More severe cases require prompt descent. Oxygen and other drugs are useful adjuncts to treatment. High-altitude cerebral edema is a more severe of form of AMS, characterized by altered mental status and ataxia.
Its remarkable hallmark, as compared with other causes of pulmonary edema, is rapid reversibility by timely descent with or without oxygen. As with AMS, drugs may be helpful. Mild cases can sometimes be treated at moderate altitude with bed rest and oxygen.

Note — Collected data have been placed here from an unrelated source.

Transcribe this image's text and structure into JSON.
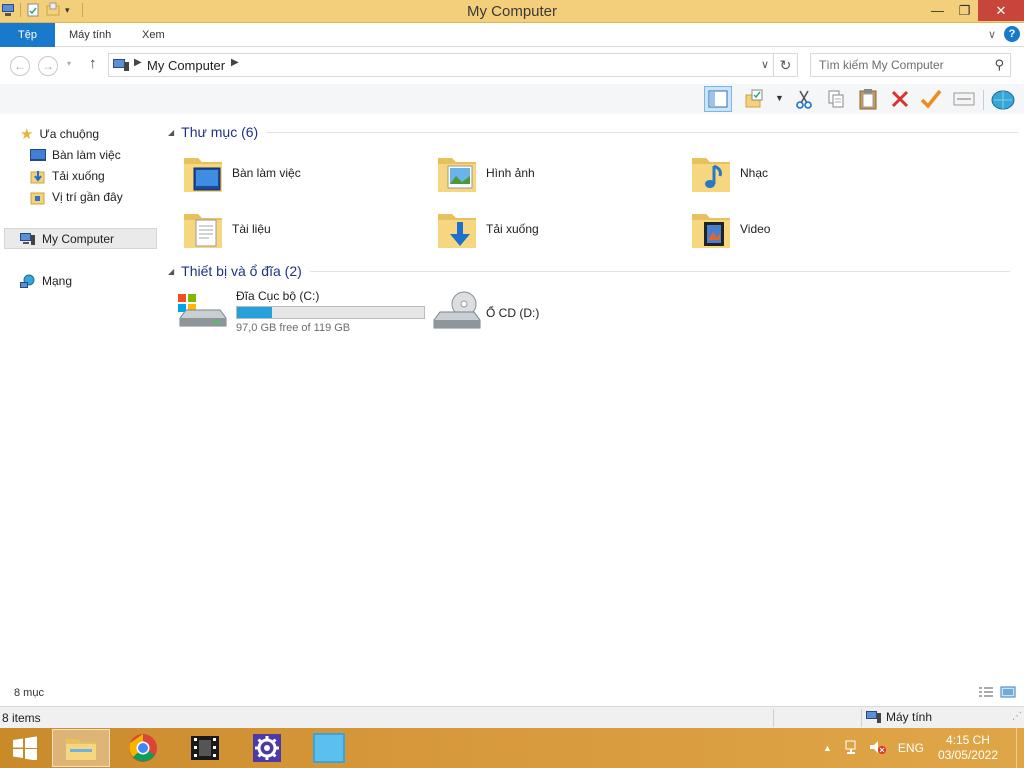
{
  "window": {
    "title": "My Computer"
  },
  "ribbon": {
    "tabs": [
      "Tệp",
      "Máy tính",
      "Xem"
    ]
  },
  "address": {
    "location": "My Computer"
  },
  "search": {
    "placeholder": "Tìm kiếm My Computer"
  },
  "toolbar": {
    "buttons": [
      "layout-icon",
      "folder-options-icon",
      "cut-icon",
      "copy-icon",
      "paste-icon",
      "delete-icon",
      "check-icon",
      "properties-icon",
      "network-icon"
    ]
  },
  "nav": {
    "favorites_label": "Ưa chuộng",
    "favorites": [
      "Bàn làm việc",
      "Tải xuống",
      "Vị trí gần đây"
    ],
    "computer_label": "My Computer",
    "network_label": "Mạng"
  },
  "folders": {
    "header": "Thư mục (6)",
    "items": [
      {
        "name": "Bàn làm việc",
        "icon": "desktop-folder-icon"
      },
      {
        "name": "Hình ảnh",
        "icon": "pictures-folder-icon"
      },
      {
        "name": "Nhạc",
        "icon": "music-folder-icon"
      },
      {
        "name": "Tài liệu",
        "icon": "documents-folder-icon"
      },
      {
        "name": "Tải xuống",
        "icon": "downloads-folder-icon"
      },
      {
        "name": "Video",
        "icon": "videos-folder-icon"
      }
    ]
  },
  "devices": {
    "header": "Thiết bị và ổ đĩa (2)",
    "drive_c": {
      "name": "Đĩa Cục bộ (C:)",
      "free_text": "97,0 GB free of 119 GB",
      "used_fraction": 0.185
    },
    "drive_d": {
      "name": "Ổ CD (D:)"
    }
  },
  "status": {
    "count_top": "8 mục",
    "count_bottom": "8 items",
    "location": "Máy tính"
  },
  "taskbar": {
    "language": "ENG",
    "time": "4:15 CH",
    "date": "03/05/2022"
  },
  "colors": {
    "titlebar": "#f3cf7c",
    "accent": "#1979ca",
    "drive_fill": "#26a0da",
    "header_text": "#1e3287"
  }
}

More severe cases, such as the one presented here, require immediate descent. The chest radiograph (Figure 1), which is typical of patients experiencing high-altitude pulmonary edema, shows normal heart size with heterogeneous, bilateral infiltrates more prominent on the right than on the left,
sometimes referred to as a “butterfly” pattern. With high-flow oxygen and bed rest, the patient recovered in 2 days. At that time he had a normal chest radiograph (Figure 2). For decades this life-threatening illness was confused with pneumonia.